In his pre-draft press conference, General Manager Tom Telesco explained how on average, the team usually has about 15-18 players with first-round grades.
Picking 28th overall, the odds suggested the Chargers wouldn't be in position to land a player they had graded as a first-rounder.
Well, as luck would have it, they ended up grabbing the very last one they had ranked that high in Notre Dame defensive tackle Jerry Tillery.
"He was (the last one)," Telesco told the media following the selection. "He was it, which I give our scouts credit. They saw him, they liked him. They had him in the right spot for us. Everybody's board is a little bit different, but also, knowing with the 28th pick that we got a guy that we feel is a solid first round player. You don't always get that at the 28th pick. I told everybody, 'We may have to (select) a guy on our board that is (a) top of the second round player with the first pick if we can't trade out.' I had no problem with that at all, but it worked out that Jerry was there — and we took him."
That's not to say the Bolts were necessarily surprised to see him there.
"I kind of felt like he'd be right in our area," Telesco said. "I kind of felt like that. He's a gifted man at that size. It's hard to move. His change of direction, his foot speed, for a guy at that height and that size — we're lucky to have him."
They're sure glad he was as Tillery certainly impressed the Chargers on tape.
A Second-Team All-America pick a year ago, Tillery led Notre Dame with eight sacks while also logging 30 tackles, 10.5 tackles for loss and three forced fumbles. He also blocked two kicks, proving his worth on special teams. Overall, he appeared in 50 games for the Fighting Irish, finishing with 135 total tackles, 24.5 tackles for loss and 13.5 sacks.
As if that wasn't enough, Telesco explained how Tillery's style projects well into the Bolts' system.
"He fits on (our) interior defensive line," he said. "His size, his length — he's 6-6 and 300 pounds with a very athletic build — has long arms, is very flexible and runs well for a big guy.

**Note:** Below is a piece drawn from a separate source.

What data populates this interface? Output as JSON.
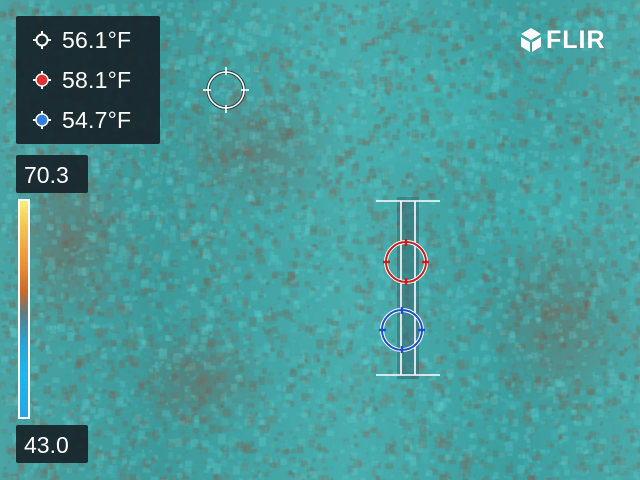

He has some inside pass-rush ability. That really jumped off the tape to us, his movement skills for such a big man. It's nice getting somebody inside with some length and size to try and push that pocket a little bit with our edge rushers Joey (Bosa) and Melvin (Ingram) — kind of work in on that defensive line."
Meanwhile, general managers are constantly asked if they draft for need or best available.
The Chargers entered the draft with a dearth at defensive tackle with only three players under contract, but Telesco explained that need wasn't the reason the team selected Tillery. He was the best player on their board, and he just happened to play a position they needed to reinforce.
"It was just the way it lined up," he said. "When you're picking at 28, you're not going to have a wide variety of players that you're picking from and have the same talent level. Jerry, for us, was very high on the board. We feel very good with Brandon Mebane, and Justin Jones is a starting defensive tackle in this league. We feel great about him, but depth is very important. The skillset that Jerry brings is very important. He gets some push up the middle. The fact that he can still win with his feet, with his quickness and his length to make the quarterback — kind of shrink those windows up front. We have two edge pass rushers that get up the field and move around, so to try and tighten that pocket up a little bit, Jerry does a good job of that."